Creativity and variety goes a long way in creating good food and good music. The Cup Noodle I so love is beginning to lose its flavor. Sure it sustains, but I need something different if I’m going to survive my first semester here at Penn State. If I wanted, I could go down to the nearest restaurant for some creative and different food that’s never been tried (by me) before. It would be delicious. If I bit into it and it tasted like Cup Noodle, I would never come back to that restaurant because they copy their flavor off of something else. Good Charlotte does this with punk music. They take it out of context and sell it to the pop crowd while not bringing anything new to the table.

 

When restaurants sell to the least common denominator among people to sell more food, it is generally not regarded as fine cuisine. Even if it is delicious, in the case of McDonald’s hamburgers, but there is no unique flavor, it becomes not as good. Pop music tends to do this. It sells songs to the maximum demographic by watering down its music. Even if the music is good and catchy, there is nothing creative underlying the tune to keep it as an established piece for critical evaluation.
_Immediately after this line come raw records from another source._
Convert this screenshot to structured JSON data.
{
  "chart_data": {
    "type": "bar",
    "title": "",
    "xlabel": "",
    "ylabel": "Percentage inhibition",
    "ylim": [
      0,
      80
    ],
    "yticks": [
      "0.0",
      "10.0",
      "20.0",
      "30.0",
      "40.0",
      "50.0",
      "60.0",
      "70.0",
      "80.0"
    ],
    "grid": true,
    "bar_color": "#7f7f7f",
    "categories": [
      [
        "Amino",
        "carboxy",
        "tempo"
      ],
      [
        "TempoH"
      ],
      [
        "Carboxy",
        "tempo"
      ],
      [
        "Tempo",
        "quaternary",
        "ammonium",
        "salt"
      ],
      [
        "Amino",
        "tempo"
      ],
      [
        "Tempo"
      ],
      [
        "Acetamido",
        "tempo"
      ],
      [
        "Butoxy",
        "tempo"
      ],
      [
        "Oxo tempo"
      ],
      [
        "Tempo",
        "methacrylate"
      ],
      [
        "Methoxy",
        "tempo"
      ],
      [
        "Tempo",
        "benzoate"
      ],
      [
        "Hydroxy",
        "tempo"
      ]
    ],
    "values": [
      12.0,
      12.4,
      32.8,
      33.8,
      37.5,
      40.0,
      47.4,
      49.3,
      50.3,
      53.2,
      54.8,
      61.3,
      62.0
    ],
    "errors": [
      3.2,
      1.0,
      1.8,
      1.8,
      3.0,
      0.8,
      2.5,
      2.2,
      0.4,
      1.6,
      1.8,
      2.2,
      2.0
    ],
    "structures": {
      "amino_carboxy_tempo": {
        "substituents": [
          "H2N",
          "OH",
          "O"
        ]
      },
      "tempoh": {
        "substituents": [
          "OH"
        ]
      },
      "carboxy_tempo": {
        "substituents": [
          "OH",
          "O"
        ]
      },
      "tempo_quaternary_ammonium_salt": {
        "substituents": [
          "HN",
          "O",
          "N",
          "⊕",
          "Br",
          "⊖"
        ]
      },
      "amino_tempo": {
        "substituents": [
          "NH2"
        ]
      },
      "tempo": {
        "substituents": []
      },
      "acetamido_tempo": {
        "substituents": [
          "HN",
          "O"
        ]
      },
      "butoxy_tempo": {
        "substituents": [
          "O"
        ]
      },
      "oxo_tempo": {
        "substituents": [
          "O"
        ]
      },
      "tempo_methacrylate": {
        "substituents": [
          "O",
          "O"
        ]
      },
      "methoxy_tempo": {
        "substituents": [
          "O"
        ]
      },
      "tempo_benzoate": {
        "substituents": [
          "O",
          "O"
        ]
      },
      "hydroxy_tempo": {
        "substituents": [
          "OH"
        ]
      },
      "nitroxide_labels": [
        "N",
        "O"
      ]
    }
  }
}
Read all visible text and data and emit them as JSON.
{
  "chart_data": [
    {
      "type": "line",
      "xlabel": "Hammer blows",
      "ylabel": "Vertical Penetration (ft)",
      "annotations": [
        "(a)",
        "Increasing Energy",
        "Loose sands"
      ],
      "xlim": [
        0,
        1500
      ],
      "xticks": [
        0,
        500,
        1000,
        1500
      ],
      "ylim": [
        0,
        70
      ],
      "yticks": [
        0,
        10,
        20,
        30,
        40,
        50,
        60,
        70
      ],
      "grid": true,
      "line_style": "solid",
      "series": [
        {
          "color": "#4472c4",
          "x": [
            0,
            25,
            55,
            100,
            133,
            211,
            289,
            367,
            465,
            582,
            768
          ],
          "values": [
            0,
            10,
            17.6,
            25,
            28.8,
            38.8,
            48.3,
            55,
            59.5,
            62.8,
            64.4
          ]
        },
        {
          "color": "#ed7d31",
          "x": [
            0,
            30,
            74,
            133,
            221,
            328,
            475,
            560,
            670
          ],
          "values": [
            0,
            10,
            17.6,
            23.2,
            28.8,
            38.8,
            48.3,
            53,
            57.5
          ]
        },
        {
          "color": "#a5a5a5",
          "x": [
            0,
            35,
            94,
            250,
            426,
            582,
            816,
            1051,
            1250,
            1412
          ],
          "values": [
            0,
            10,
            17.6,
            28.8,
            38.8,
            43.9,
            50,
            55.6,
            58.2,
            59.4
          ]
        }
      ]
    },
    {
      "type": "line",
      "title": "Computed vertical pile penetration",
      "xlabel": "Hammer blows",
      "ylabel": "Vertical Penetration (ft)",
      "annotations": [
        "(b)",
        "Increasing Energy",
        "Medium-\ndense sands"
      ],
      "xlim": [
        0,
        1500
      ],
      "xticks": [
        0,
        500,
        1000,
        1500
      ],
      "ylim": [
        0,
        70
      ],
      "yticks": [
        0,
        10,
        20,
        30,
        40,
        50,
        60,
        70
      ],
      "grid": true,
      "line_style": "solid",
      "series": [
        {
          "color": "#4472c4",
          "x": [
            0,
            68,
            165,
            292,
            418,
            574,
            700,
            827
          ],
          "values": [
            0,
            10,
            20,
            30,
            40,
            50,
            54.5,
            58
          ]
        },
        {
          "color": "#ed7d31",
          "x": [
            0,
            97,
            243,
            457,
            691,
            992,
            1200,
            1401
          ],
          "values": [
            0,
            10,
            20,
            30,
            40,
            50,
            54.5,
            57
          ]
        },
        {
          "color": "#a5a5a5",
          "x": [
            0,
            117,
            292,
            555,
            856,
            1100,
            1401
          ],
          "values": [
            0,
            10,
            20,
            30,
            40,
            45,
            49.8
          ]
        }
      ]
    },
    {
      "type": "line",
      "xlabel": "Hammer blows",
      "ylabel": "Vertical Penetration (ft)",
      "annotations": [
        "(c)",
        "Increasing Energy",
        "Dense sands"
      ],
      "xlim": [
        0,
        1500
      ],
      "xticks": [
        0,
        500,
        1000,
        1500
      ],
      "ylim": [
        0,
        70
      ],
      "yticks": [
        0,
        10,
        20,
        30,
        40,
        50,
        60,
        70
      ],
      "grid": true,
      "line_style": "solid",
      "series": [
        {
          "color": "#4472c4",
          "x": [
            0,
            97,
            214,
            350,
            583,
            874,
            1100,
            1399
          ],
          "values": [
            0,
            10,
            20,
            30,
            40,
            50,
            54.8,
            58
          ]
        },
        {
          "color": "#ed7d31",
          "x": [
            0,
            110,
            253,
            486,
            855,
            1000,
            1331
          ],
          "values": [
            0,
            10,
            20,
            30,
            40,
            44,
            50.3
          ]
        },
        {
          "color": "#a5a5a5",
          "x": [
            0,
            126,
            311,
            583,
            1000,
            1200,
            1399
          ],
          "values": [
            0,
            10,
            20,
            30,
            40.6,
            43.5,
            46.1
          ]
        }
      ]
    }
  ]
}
Just as McDonald’s food, popular music is not necessarily bad, but since it sometimes harbors a lack of creativity, it is often less desirable than less popular music.

 

Music, of course, cannot be objectively critiqued. However, as with food, it may be successfully reviewed through other means such as relativistic stuff. I’ll conclude later. Really, it’s getting late, and I gotta post this on my wiki. I hope you liked the paper.